Écologie, enjeux de classe et projet communiste - Congrès PCF

Pour l’écologie matérialiste
Contributeurs :

Aujourd’hui l’écologie est devenue, à juste raison, un sujet majeur en politique. Pour autant, une fois l’urgence de la lutte contre le changement climatique et le besoin d’éradication des pollutions acceptés, des divergences apparaissent sur les solutions. Les Verts ayant introduit l’idée d'écologie politique (et c’est tout à leur honneur), ce sont leurs idées et leurs positions qui aujourd’hui cimentent l’écologie. Pourtant d’autres points de vue existent. Oui il existe des arguments écologiques en faveur du nucléaire (sortie du carbone, faible emprise au sol, faible consommation de minerais rares), oui il existait des arguments écologiques au transfert de l’aéroport nantais à Notre Dame des Landes (rationalisation du trafic aérien, lutte contre la pollution sonore et l’étalement urbain). Oui il existe des arguments pour les lignes nouvelles de train (moyen de transport propre, altervative au tout-voiture et à l’avion).
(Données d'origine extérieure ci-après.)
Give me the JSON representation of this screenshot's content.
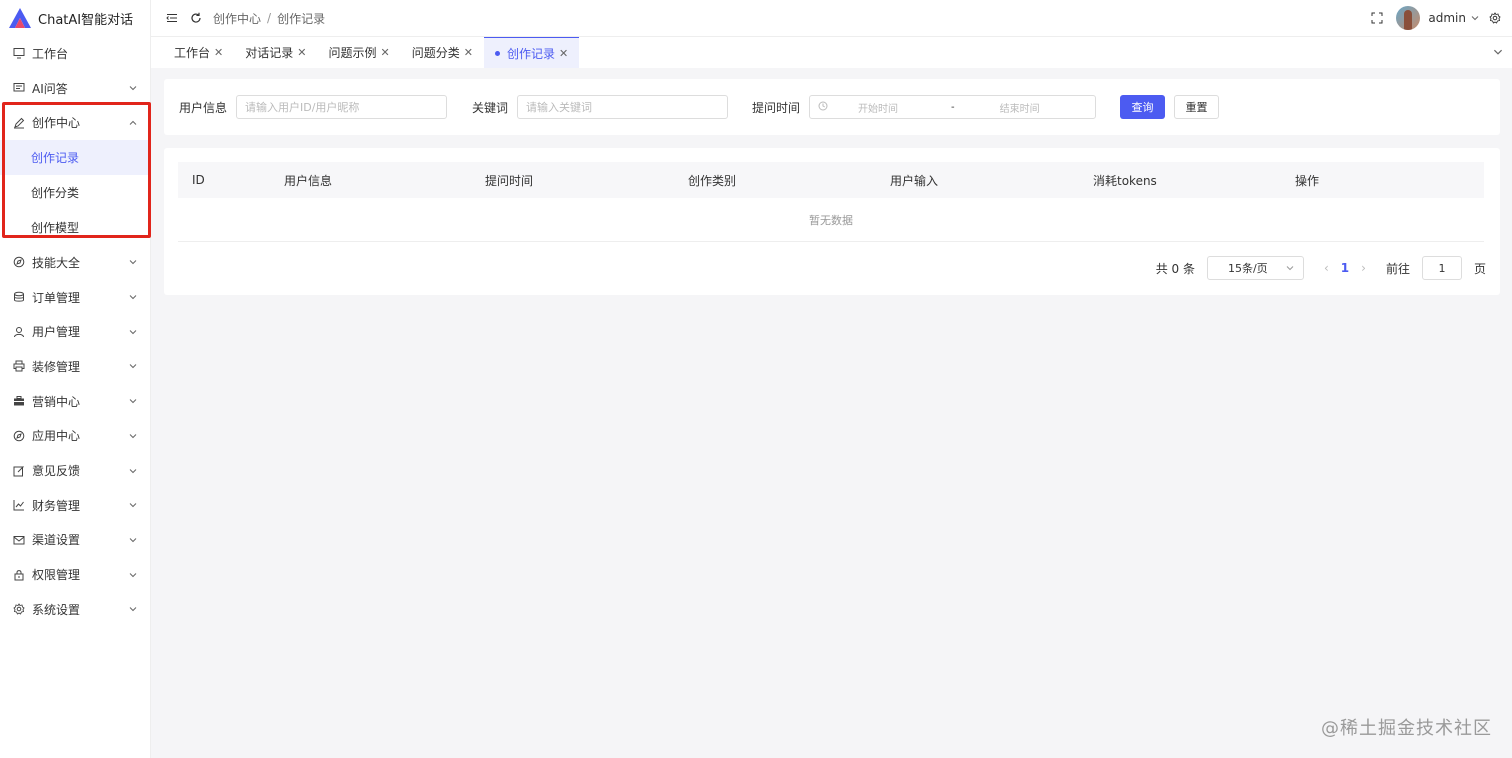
{
  "app": {
    "title": "ChatAI智能对话"
  },
  "colors": {
    "accent": "#4c5bf1",
    "highlight_border": "#e1251b"
  },
  "sidebar": {
    "items": [
      {
        "label": "工作台",
        "icon": "monitor-icon",
        "expandable": false
      },
      {
        "label": "AI问答",
        "icon": "chat-icon",
        "expandable": true
      },
      {
        "label": "创作中心",
        "icon": "pen-icon",
        "expandable": true,
        "expanded": true,
        "children": [
          {
            "label": "创作记录",
            "active": true
          },
          {
            "label": "创作分类"
          },
          {
            "label": "创作模型"
          }
        ]
      },
      {
        "label": "技能大全",
        "icon": "compass-icon",
        "expandable": true
      },
      {
        "label": "订单管理",
        "icon": "database-icon",
        "expandable": true
      },
      {
        "label": "用户管理",
        "icon": "user-icon",
        "expandable": true
      },
      {
        "label": "装修管理",
        "icon": "printer-icon",
        "expandable": true
      },
      {
        "label": "营销中心",
        "icon": "briefcase-icon",
        "expandable": true
      },
      {
        "label": "应用中心",
        "icon": "compass-icon",
        "expandable": true
      },
      {
        "label": "意见反馈",
        "icon": "edit-icon",
        "expandable": true
      },
      {
        "label": "财务管理",
        "icon": "chart-icon",
        "expandable": true
      },
      {
        "label": "渠道设置",
        "icon": "mail-icon",
        "expandable": true
      },
      {
        "label": "权限管理",
        "icon": "lock-icon",
        "expandable": true
      },
      {
        "label": "系统设置",
        "icon": "gear-icon",
        "expandable": true
      }
    ]
  },
  "header": {
    "breadcrumb": [
      "创作中心",
      "创作记录"
    ],
    "username": "admin"
  },
  "tabs": [
    {
      "label": "工作台",
      "active": false
    },
    {
      "label": "对话记录",
      "active": false
    },
    {
      "label": "问题示例",
      "active": false
    },
    {
      "label": "问题分类",
      "active": false
    },
    {
      "label": "创作记录",
      "active": true
    }
  ],
  "filter": {
    "user_label": "用户信息",
    "user_placeholder": "请输入用户ID/用户昵称",
    "keyword_label": "关键词",
    "keyword_placeholder": "请输入关键词",
    "time_label": "提问时间",
    "start_placeholder": "开始时间",
    "range_sep": "-",
    "end_placeholder": "结束时间",
    "query_button": "查询",
    "reset_button": "重置"
  },
  "table": {
    "columns": [
      "ID",
      "用户信息",
      "提问时间",
      "创作类别",
      "用户输入",
      "消耗tokens",
      "操作"
    ],
    "empty_text": "暂无数据"
  },
  "pagination": {
    "total_text": "共 0 条",
    "page_size": "15条/页",
    "current_page": "1",
    "goto_label": "前往",
    "goto_value": "1",
    "page_unit": "页"
  },
  "watermark": "@稀土掘金技术社区"
}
Nous, communistes, avons entièrement intégré l’écologie dans notre projet politique, et ce depuis des décennies. Plus qu’un pilier, elle doit maintenant être sa motivation principale. Mais il faut choisir quelle écologie.
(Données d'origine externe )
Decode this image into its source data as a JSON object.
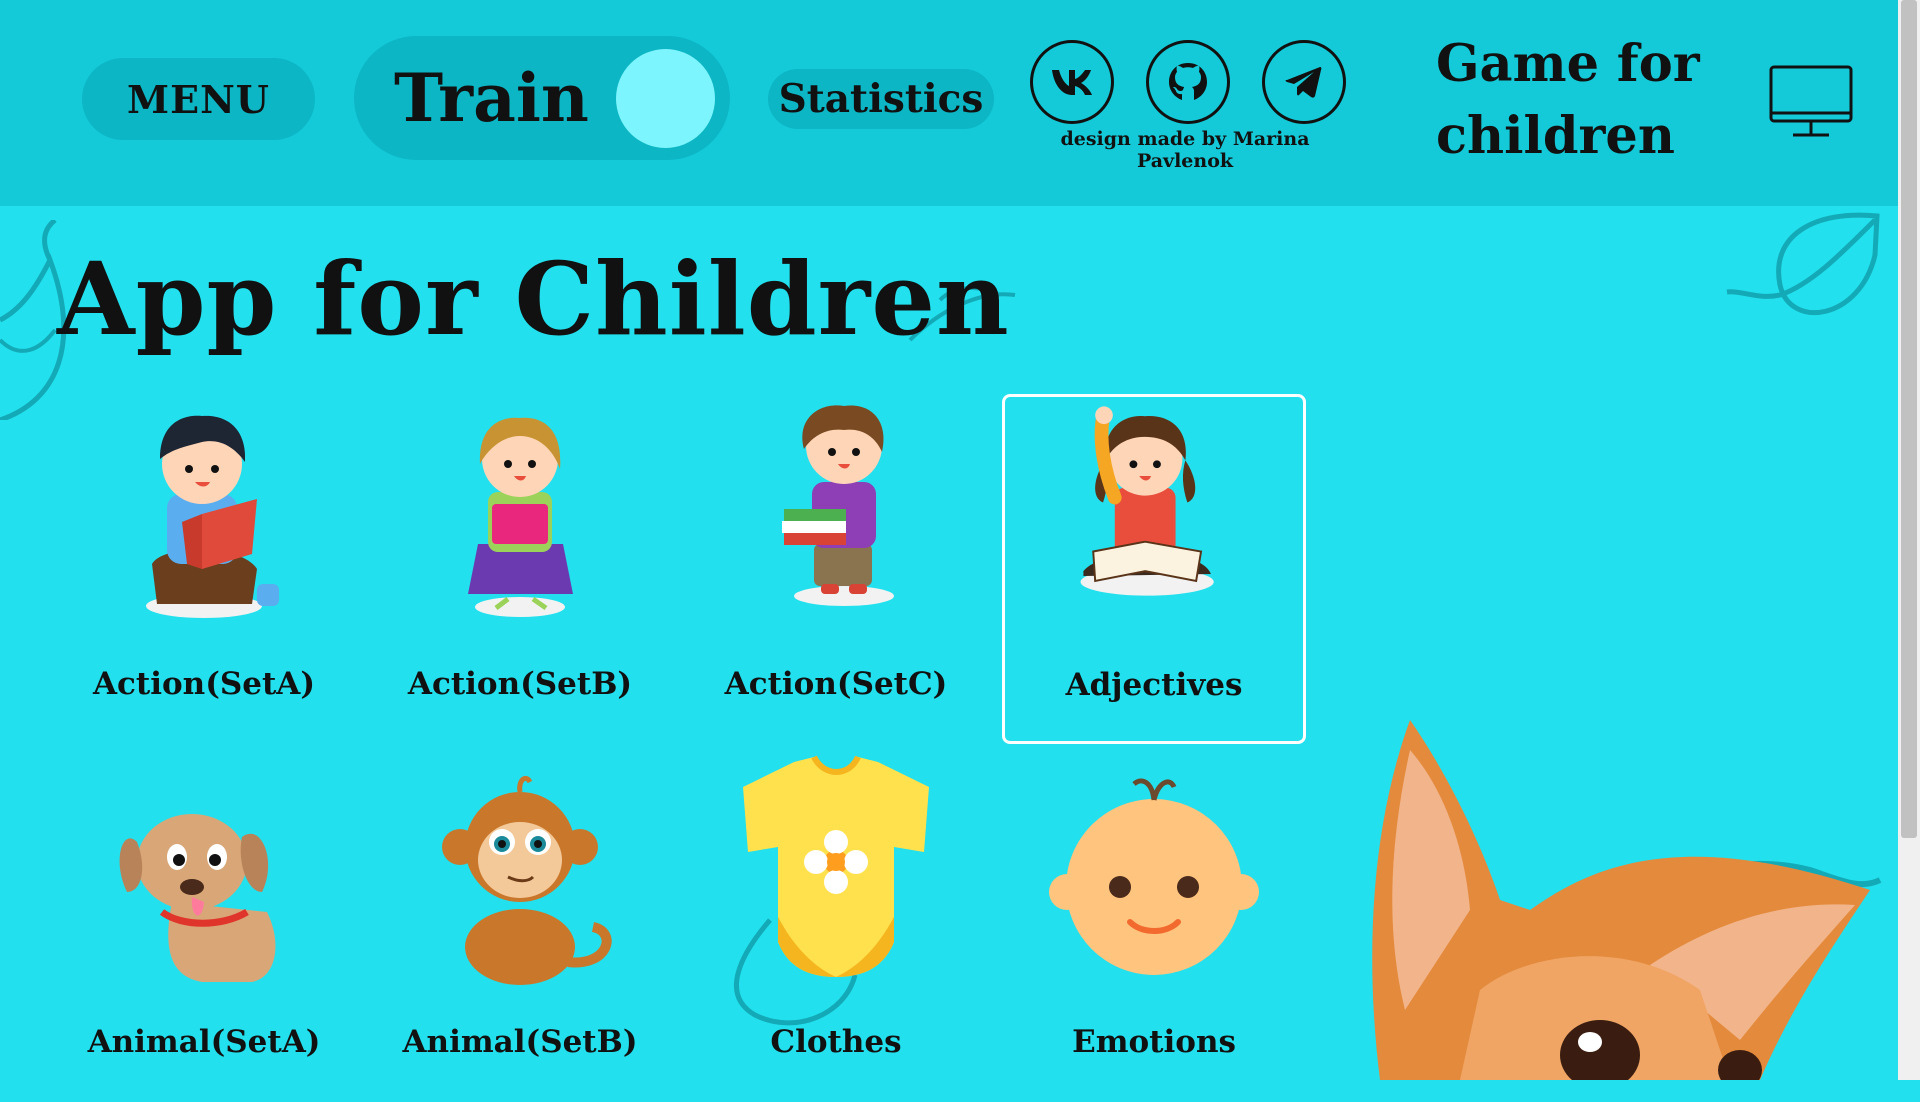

Nous sommes souvent traités d'idéologues, pourtant nous sommes les héritiers de la pensée matérialiste de Marx. Cette dernière se définit par l’étude scientifique du rapport de l’humanité avec elle-même, mais aussi avec le monde, avec la nature (scientifique est le mot-clé, suggérant une constante actualisation des connaissances, et le rejet des dogmes). Quoi de plus naturel pour étudier l’écologie ?
A l’époque de Marx, le matérialisme était aussi le rejet du spirituel sur le concret. Et peut servir ici à clarifier nos intentions : l’écologie, est ce la protection de Mère Nature ? “L’état naturel est sacré, c’est par essence le meilleur état possible et le déranger est forcément dommageable” ? Ou plutot est-ce l’intégration de l’Humanité dans la nature ? Reconnaître que modifier la nature n’est pas un mal en soi et identifier quel dégâts fait à la nature sont aussi des dégâts pour l’humain, voire même certaines modifications de la nature sont pour sa propre protection (typiquement les infrastructures pour sortir du tout-voiture).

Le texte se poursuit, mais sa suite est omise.